Macy's said Monday it has raised roughly $4.5 billion in new financing to help it weather the coronavirus pandemic.
The funding includes $3.15 billion in asset-based credit and a previously announced $1.3 billion bond offering.
Macy's said, as a result, it expects to have "sufficient liquidity" to address the needs of its business during this time of upheaval. This includes purchasing fresh merchandise for the upcoming selling seasons and repaying upcoming debt maturities in fiscal 2020 and 2021.
The funding will mature in May 2024 and includes a short-term facility of $300 million that matures in December this year, the company said. Through the agreement, the company can request increases in the facility of up to an additional $750 million, if needed.

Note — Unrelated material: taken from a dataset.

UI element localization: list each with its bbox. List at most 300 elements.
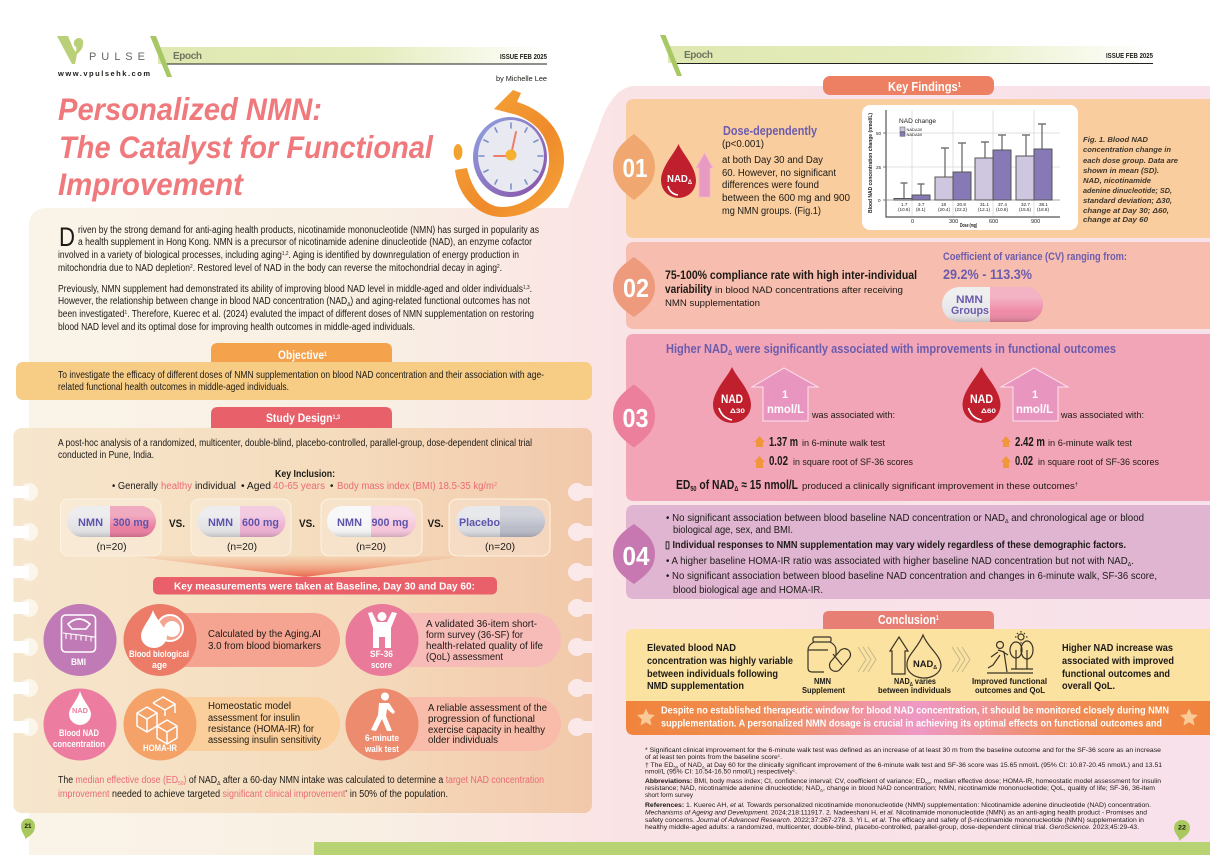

Macy's said it has additionally amended and substantially reduced the credit commitments of its existing $1.5 billion unsecured credit agreement. Macy's plans to use the bond offering and cash on hand to repay outstanding borrowings under this agreement.
Macy's stock rose as much as 10% in after-hours trading following the release. Its shares had closed Monday up nearly 9%, amid a broader market rally. The stock, which is valued at $3 billion, is down about 44% this year.
The funding raise comes as all of Macy's stores had been shut since mid-March because of the pandemic and are now beginning to reopen in phases across the U.S. Most of its New York City locations began offering curbside pickup on Monday. But a few, including its flagship Herald Square shop and Bloomingdale's 59th Street, will open later this week.
Meantime, many of Macy's peers in the department store industry are struggling. Neiman Marcus, Stage Stores and J.C. Penney have all filed for Chapter 11 bankruptcy protection during the pandemic. Lord & Taylor is expected to liquidate. Many consumers are hesitant to return to malls after living through the Covid-19 crisis, putting more pressure on an already struggling group.
"We are pleased with the strong demand from new investors in our notes issuance, which allowed us to tighten pricing and increase the size of the offering," Macy's Chief Executive Jeff Gennette said in a statement Monday.
"The high quality of our real estate portfolio positioned us well to execute this offering," he added.
Macy's should be able to now fund its business for the "foreseeable future," according to Gennette.
Macy's is expected to hold a meeting with analysts Tuesday at 11 a.m. ET to provide an update on its financials.